3/15/13

Schtuffs happenin': THE SEQUEL TO THE SEQUEL!

Is there a word for the sequel to the sequel? I wonder. I'm going to go look it up.......

THERE ISN'T. In the words of Peregrine Took: "I'm getting one."

I have just invented a new word: Teritiqeul. It means the sequel after the sequel. Let's all use this word as much as possible, and maybe someday it will be in the dictionary.

I CAN'T WAIT FOR THE TERITIQUEL OF THE HOBBIT TO COME OUT!

See? You could use it in just about any sentence.

On a totally unrelated note, I think that it should be publicly proclaimed, to all the citizens of the world, that I DO NOT HAVE A GIRLFRIEND. If I speak of a girlfriend, I am referring to my airsoft AK, Macy, who I have dubbed my "girlfriend." If any things happens concerning my relationships with the opposite sex, I will let you know.

My face is not your face, so quit trying to gain legal access to my face, and go get your own.

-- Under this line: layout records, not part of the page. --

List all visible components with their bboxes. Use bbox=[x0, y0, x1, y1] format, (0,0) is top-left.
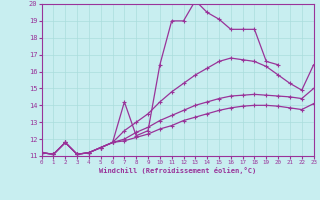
X-axis label: Windchill (Refroidissement éolien,°C): Windchill (Refroidissement éolien,°C) bbox=[99, 167, 256, 174]
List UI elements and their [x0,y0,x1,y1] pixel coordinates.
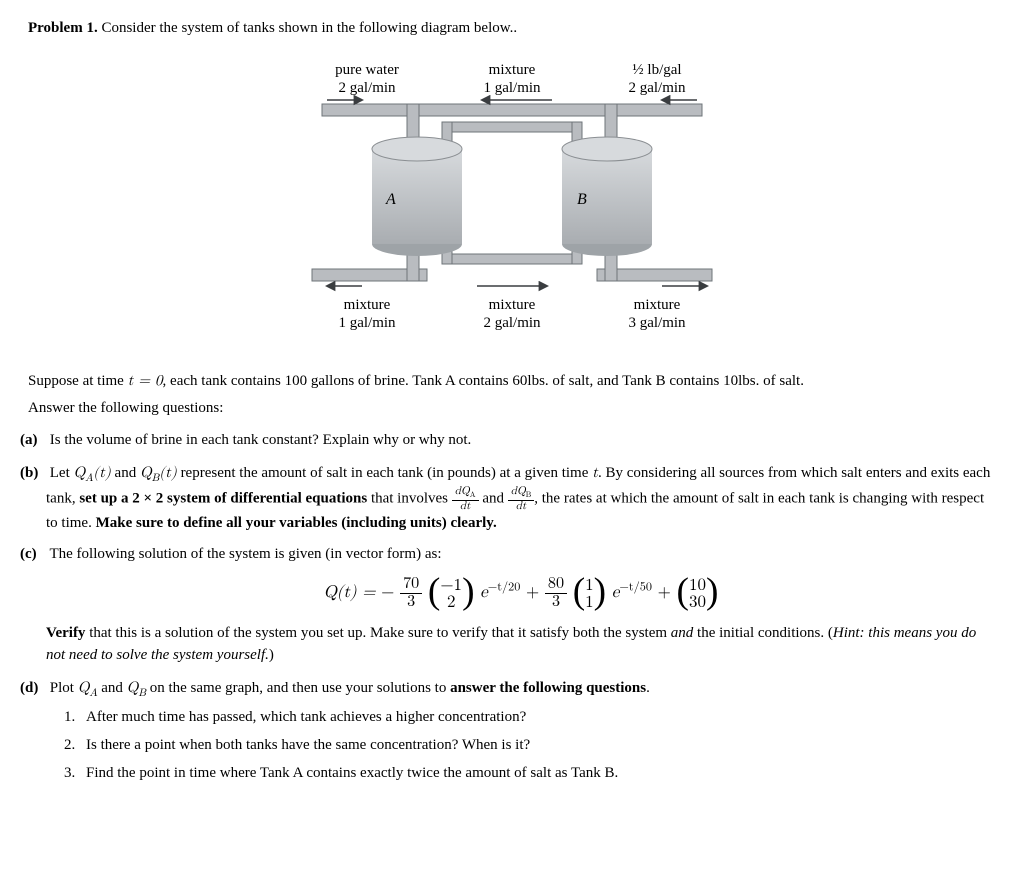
flow-outB-l2: 3 gal/min [628,315,686,331]
eq-c2n: 80 [545,576,567,594]
b-t4: that involves [367,491,452,507]
c-rest2: the initial conditions. ( [693,625,833,641]
eq-c2d: 3 [545,594,567,611]
part-c-label: (c) [20,544,46,566]
c-rest3: ) [269,647,274,663]
d-QA: Q [78,680,90,695]
part-c: (c) The following solution of the system… [46,544,996,666]
d-q3-text: Find the point in time where Tank A cont… [86,765,618,781]
flow-inA-l2: 2 gal/min [338,80,396,96]
flow-outB-l1: mixture [634,297,681,313]
flow-AtoB-l2: 2 gal/min [483,315,541,331]
eq-e2sup: −t/50 [619,582,652,594]
b-t2: represent the amount of salt in each tan… [177,465,592,481]
eq-plus2: + [658,584,677,601]
eq-c1n: 70 [400,576,422,594]
eq-Qt: Q(t) = [324,584,382,601]
d-q2: 2.Is there a point when both tanks have … [86,735,996,757]
setup-p1: Suppose at time t = 0, each tank contain… [28,370,996,393]
eq-e1sup: −t/20 [488,582,521,594]
part-a-label: (a) [20,430,46,452]
eq-neg: − [381,584,394,601]
eq-v2b: 1 [585,594,594,611]
flow-AtoB-l1: mixture [489,297,536,313]
c-and-ital: and [671,625,694,641]
flow-inB-l1: ½ lb/gal [632,62,681,78]
d-q2-text: Is there a point when both tanks have th… [86,737,530,753]
part-a-text: Is the volume of brine in each tank cons… [50,432,472,448]
b-dQA-n: dQ [455,486,470,497]
part-a: (a) Is the volume of brine in each tank … [46,430,996,452]
c-verify: Verify [46,625,85,641]
flow-BtoA-l1: mixture [489,62,536,78]
flow-outA-l1: mixture [344,297,391,313]
b-dQA-d: dt [452,501,479,513]
flow-outA-l2: 1 gal/min [338,315,396,331]
t-equals-zero: t = 0 [128,373,163,388]
eq-v2a: 1 [585,577,594,594]
part-b-label: (b) [20,463,46,485]
b-QB: Q [140,465,152,480]
title-label: Problem 1. [28,20,98,36]
b-and2: and [479,491,508,507]
part-d-label: (d) [20,678,46,700]
part-d: (d) Plot QA and QB on the same graph, an… [46,677,996,785]
problem-title: Problem 1. Consider the system of tanks … [28,18,996,40]
tank-diagram: pure water 2 gal/min mixture 1 gal/min ½… [252,54,772,352]
tank-B-label: B [577,191,587,208]
b-dQB-n: dQ [511,486,526,497]
setup-p1b: , each tank contains 100 gallons of brin… [163,373,804,389]
title-text: Consider the system of tanks shown in th… [101,20,517,36]
tank-A-label: A [385,191,396,208]
part-c-equation: Q(t) = − 703 (−12) e−t/20 + 803 (11) e−t… [46,576,996,611]
eq-v1a: −1 [440,577,462,594]
flow-inB-l2: 2 gal/min [628,80,686,96]
eq-plus1: + [526,584,545,601]
eq-v1b: 2 [440,594,462,611]
d-QB-sub: B [138,688,146,699]
d-q1: 1.After much time has passed, which tank… [86,707,996,729]
d-q3-lbl: 3. [64,763,86,785]
b-and1: and [111,465,140,481]
flow-inA-l1: pure water [335,62,399,78]
b-dQB-d: dt [508,501,535,513]
b-QB-t: (t) [159,465,177,480]
b-QA: Q [74,465,86,480]
d-and: and [97,680,126,696]
d-q1-lbl: 1. [64,707,86,729]
d-q1-text: After much time has passed, which tank a… [86,709,526,725]
eq-c1d: 3 [400,594,422,611]
b-QA-t: (t) [93,465,111,480]
b-bold2: Make sure to define all your variables (… [96,515,497,531]
flow-BtoA-l2: 1 gal/min [483,80,541,96]
part-c-intro: The following solution of the system is … [49,546,441,562]
tank-B: B [562,137,652,256]
d-q3: 3.Find the point in time where Tank A co… [86,763,996,785]
b-dQA-nsub: A [470,492,476,500]
eq-v3a: 10 [689,577,706,594]
eq-e1: e [480,584,488,601]
setup-p1a: Suppose at time [28,373,128,389]
d-t1: Plot [50,680,78,696]
c-rest1: that this is a solution of the system yo… [85,625,670,641]
d-bold: answer the following questions [450,680,646,696]
setup-p2: Answer the following questions: [28,398,996,420]
part-b: (b) Let QA(t) and QB(t) represent the am… [46,462,996,535]
d-t2: on the same graph, and then use your sol… [146,680,450,696]
d-QB: Q [127,680,139,695]
b-t1: Let [50,465,74,481]
tank-A: A [372,137,462,256]
d-t3: . [646,680,650,696]
b-bold1: set up a 2 × 2 system of differential eq… [79,491,367,507]
d-q2-lbl: 2. [64,735,86,757]
b-dQB-nsub: B [526,492,532,500]
eq-v3b: 30 [689,594,706,611]
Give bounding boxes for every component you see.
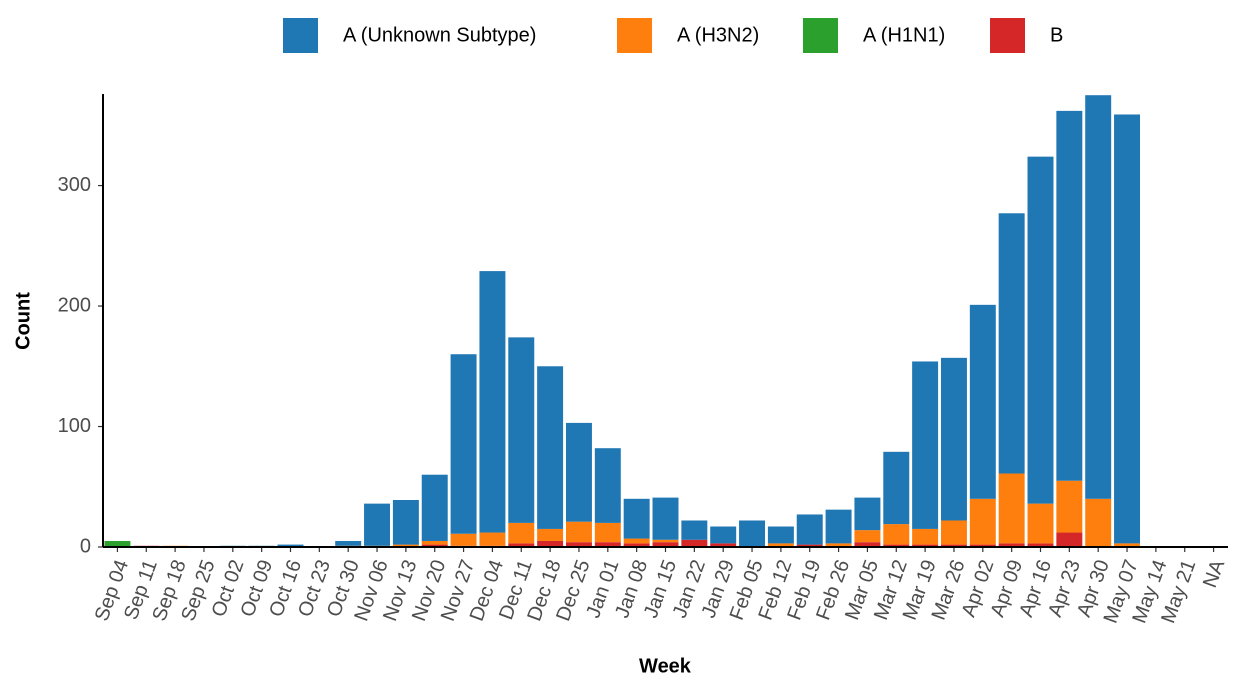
- bar-segment: [594, 522, 621, 543]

Otherwise I'll eat you face, and then you won't even have a face at all, and you definitely wouldn't have my face. So, just to recap, STAY AWAY FROM MY FACE. Especially with you little dirty hands and stuff.. ew. STOP STROKING MY FACE. STOP KISSING MY FACE. STOP EATING MY FACE. Just don't touch my face at all, okay? Seriously, constant face fondling it just rude. Abstain from your vile ways, ungoliant.

Ignore everything I just said (except the stuff about not touching my face).

GUY ON A BUFFALO-O-O!
That's right. A guy riding a buffalo. He has no name, unless his name is "Guy", but that would be a major coincidence.
Seriously, think about it. Just for a moment. Please?